Havachon Health Risks You Should Know About
Most mixed breed dogs are considered to be healthier than pure breeds. This is because mixed breeds have genes from two or more pure breeds, which can help fight off and prevent certain diseases. However, this is not always the case because mixed breeds are still susceptible to genetic disorders. Here are some of the crucial health risks a Havachon can suffer from:
- Mitral Valve Dysplasia
It’s a backflow of blood caused by a malformed mitral valve. Symptoms vary depending on the severity but can cause heart murmurs, weakness, dyspnea, gagging, coughing, and congestive heart failure.
- Heart Murmurs
It’s a vibration or sound that originates from the heart and is associated with major blood vessels. The sounds from a heart murmur are easy to hear and have a whooshing or rumble sound. Heart murmurs are common in humans and animals and, most of the time, not threatening. However, heart murmurs can lead to other significant health risks in severe cases.
- Progressive Retinal Atrophy
PRA is a genetic condition that affects the rod cells in the eyes. PRA almost always affects both eyes and has a prolonged and gradual effect on your dog’s vision. PRA starts by weakening your dog’s night vision and gradually progresses as your dog ages, eventually affecting how your dog sees during the day and eventually leading to total blindness.
- Portosystemic Shunt
It’s a liver disease that affects the blood vessels surrounding the liver, making them not connect to the liver properly and thus not allowing toxic elements in your dog’s blood to flow to the liver for detoxification.
Results from the eyes failing to maintain hydration to the lens. Clouding of the eyes causes partial or complete vision loss and may occur in one or both eyes. If untreated, it can lead to ocular inflammation, glaucoma, or permanent blindness in the affected eyes.
- Bladder Stones
It results from crystals forming in the urine and is caused by high salt concentration and lack of favorable pH levels. Bladder stones can get stuck in the urethra and cause immense pain when your dog urinates. If this occurs, take your pet to the vet quickly, which can cause life-threatening side effects if left untreated.
- Patellar Luxation
A common disorder in which the kneecap is dislocated or displaced from the knee joint. Most often occurs at birth and are hard to diagnose until the puppy is around six weeks old. Patellar Luxation can also occur from injuries and may cause your pet to refuse to exercise, run, or jump. A simple surgery can fix this issue.
- Leg and Calves Perthes Disease
It’s most often seen in miniature and toy breeds and is a hip joint disorder in a dog’s hind legs. This condition mostly occurs in one leg rather than both, and your dog will favor one leg when standing or sitting, but it can lead to limping and muscle atrophy.

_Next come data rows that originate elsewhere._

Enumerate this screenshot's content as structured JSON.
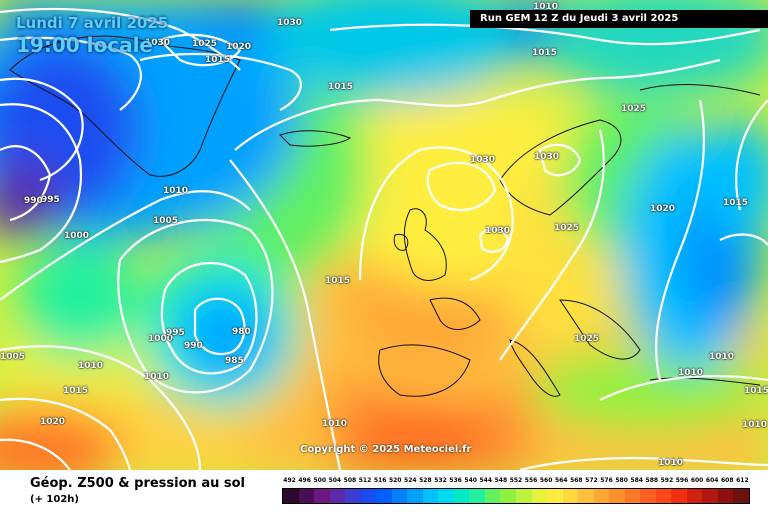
{
  "header": {
    "date": "Lundi 7 avril 2025",
    "time": "19:00 locale",
    "run": "Run GEM 12 Z du Jeudi 3 avril 2025"
  },
  "copyright": "Copyright © 2025 Meteociel.fr",
  "footer": {
    "title": "Géop. Z500 & pression au sol",
    "subtitle": "(+ 102h)"
  },
  "legend": {
    "ticks": [
      "492",
      "496",
      "500",
      "504",
      "508",
      "512",
      "516",
      "520",
      "524",
      "528",
      "532",
      "536",
      "540",
      "544",
      "548",
      "552",
      "556",
      "560",
      "564",
      "568",
      "572",
      "576",
      "580",
      "584",
      "588",
      "592",
      "596",
      "600",
      "604",
      "608",
      "612"
    ],
    "colors": [
      "#2b0a2e",
      "#4a0f55",
      "#6b1780",
      "#5a2aa8",
      "#3a3ed0",
      "#1a4df0",
      "#0060ff",
      "#0080ff",
      "#00a0ff",
      "#00c0ff",
      "#00d8f0",
      "#00e8c8",
      "#20f0a0",
      "#60f060",
      "#90f040",
      "#c0f040",
      "#e8f040",
      "#ffee40",
      "#ffd840",
      "#ffc040",
      "#ffa838",
      "#ff9030",
      "#ff7828",
      "#ff6020",
      "#ff4818",
      "#f03010",
      "#d02010",
      "#b01810",
      "#901010",
      "#701010"
    ]
  },
  "isobars": [
    "1030",
    "1030",
    "1025",
    "1020",
    "1015",
    "1015",
    "1015",
    "1010",
    "1010",
    "995",
    "990",
    "1000",
    "1005",
    "1010",
    "1000",
    "995",
    "990",
    "980",
    "985",
    "1005",
    "1010",
    "1015",
    "1020",
    "1015",
    "1010",
    "1030",
    "1030",
    "1030",
    "1025",
    "1025",
    "1025",
    "1020",
    "1015",
    "1010",
    "1010",
    "1015",
    "1010",
    "1010"
  ]
}
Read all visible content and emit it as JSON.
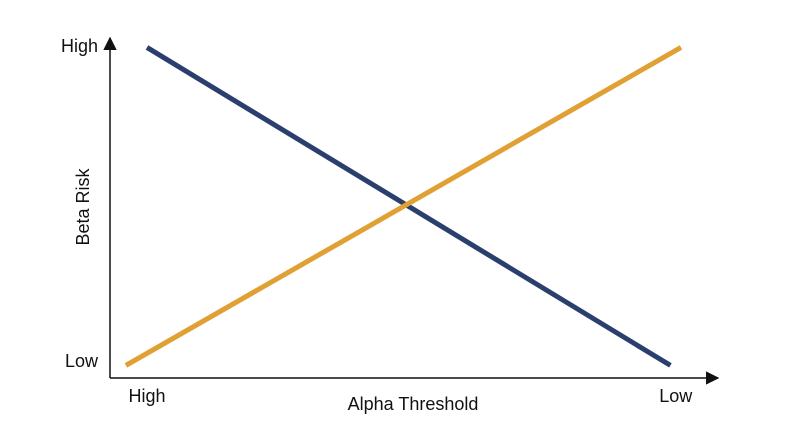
{
  "chart_data": {
    "type": "line",
    "x_label": "Alpha Threshold",
    "y_label": "Beta Risk",
    "xlim": [
      -7,
      108
    ],
    "ylim": [
      -5,
      103
    ],
    "xticks": [
      {
        "value": 0,
        "label": "High"
      },
      {
        "value": 100,
        "label": "Low"
      }
    ],
    "yticks": [
      {
        "value": 0,
        "label": "Low"
      },
      {
        "value": 100,
        "label": "High"
      }
    ],
    "grid": false,
    "series": [
      {
        "color": "#2b3f6e",
        "x": [
          0,
          99
        ],
        "values": [
          100,
          -1
        ]
      },
      {
        "color": "#e0a034",
        "x": [
          -4,
          101
        ],
        "values": [
          -1,
          100
        ]
      }
    ]
  }
}
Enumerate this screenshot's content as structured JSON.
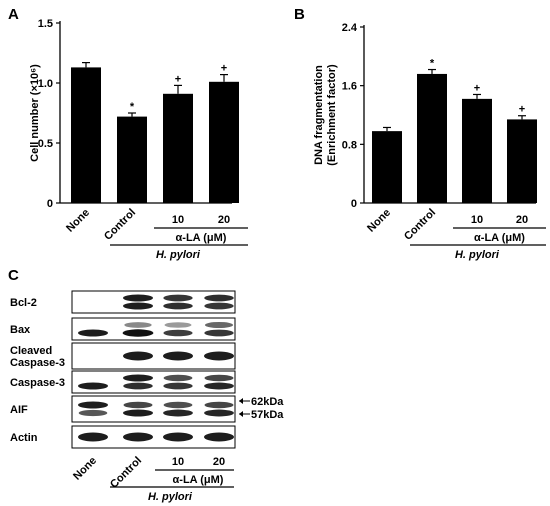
{
  "panel_a": {
    "letter": "A",
    "group_label": "α-LA (μM)",
    "hp_label": "H. pylori"
  },
  "panel_b": {
    "letter": "B",
    "group_label": "α-LA (μM)",
    "hp_label": "H. pylori"
  },
  "panel_c": {
    "letter": "C",
    "rows": [
      {
        "label_lines": [
          "Bcl-2"
        ]
      },
      {
        "label_lines": [
          "Bax"
        ]
      },
      {
        "label_lines": [
          "Cleaved",
          "Caspase-3"
        ]
      },
      {
        "label_lines": [
          "Caspase-3"
        ]
      },
      {
        "label_lines": [
          "AIF"
        ]
      },
      {
        "label_lines": [
          "Actin"
        ]
      }
    ],
    "markers": [
      "62kDa",
      "57kDa"
    ],
    "lane_labels": [
      "None",
      "Control",
      "10",
      "20"
    ],
    "group_label": "α-LA (μM)",
    "hp_label": "H. pylori"
  },
  "chart_data": [
    {
      "type": "bar",
      "ylabel": "Cell number (×10⁶)",
      "categories": [
        "None",
        "Control",
        "10",
        "20"
      ],
      "values": [
        1.13,
        0.72,
        0.91,
        1.01
      ],
      "errors": [
        0.04,
        0.03,
        0.07,
        0.06
      ],
      "markers": [
        "",
        "*",
        "+",
        "+"
      ],
      "ylim": [
        0,
        1.5
      ],
      "yticks": [
        "0",
        "0.5",
        "1.0",
        "1.5"
      ],
      "bar_color": "#000000"
    },
    {
      "type": "bar",
      "ylabel": [
        "DNA fragmentation",
        "(Enrichment factor)"
      ],
      "categories": [
        "None",
        "Control",
        "10",
        "20"
      ],
      "values": [
        0.98,
        1.76,
        1.42,
        1.14
      ],
      "errors": [
        0.05,
        0.06,
        0.06,
        0.05
      ],
      "markers": [
        "",
        "*",
        "+",
        "+"
      ],
      "ylim": [
        0,
        2.4
      ],
      "yticks": [
        "0",
        "0.8",
        "1.6",
        "2.4"
      ],
      "bar_color": "#000000"
    }
  ]
}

How Long do Havachons Live for?
Havachons are bred from Havanese and Bichon Frise, which are both known to be long-living dogs. The oldest Havanese on record lived to be 18 years old, while the oldest Bichon Frise lived to the old age of 21. This is a sign that Havachons are likely to live long and happy lives and can live to be 15 years old on average. But don’t be surprised if your Havachon sticks around to be a few years older!
If you are someone who suffers from dog allergies but finds yourself a dog lover and wants to own a fluffy buddy, look no further. Havachons are a fantastic hypoallergenic breed that is loving, intelligent, and playful. They make great additions to nearly any family and work great with kids and other pets. As long as a Havachon gets to spend time with you and your family, it will be as happy as can be.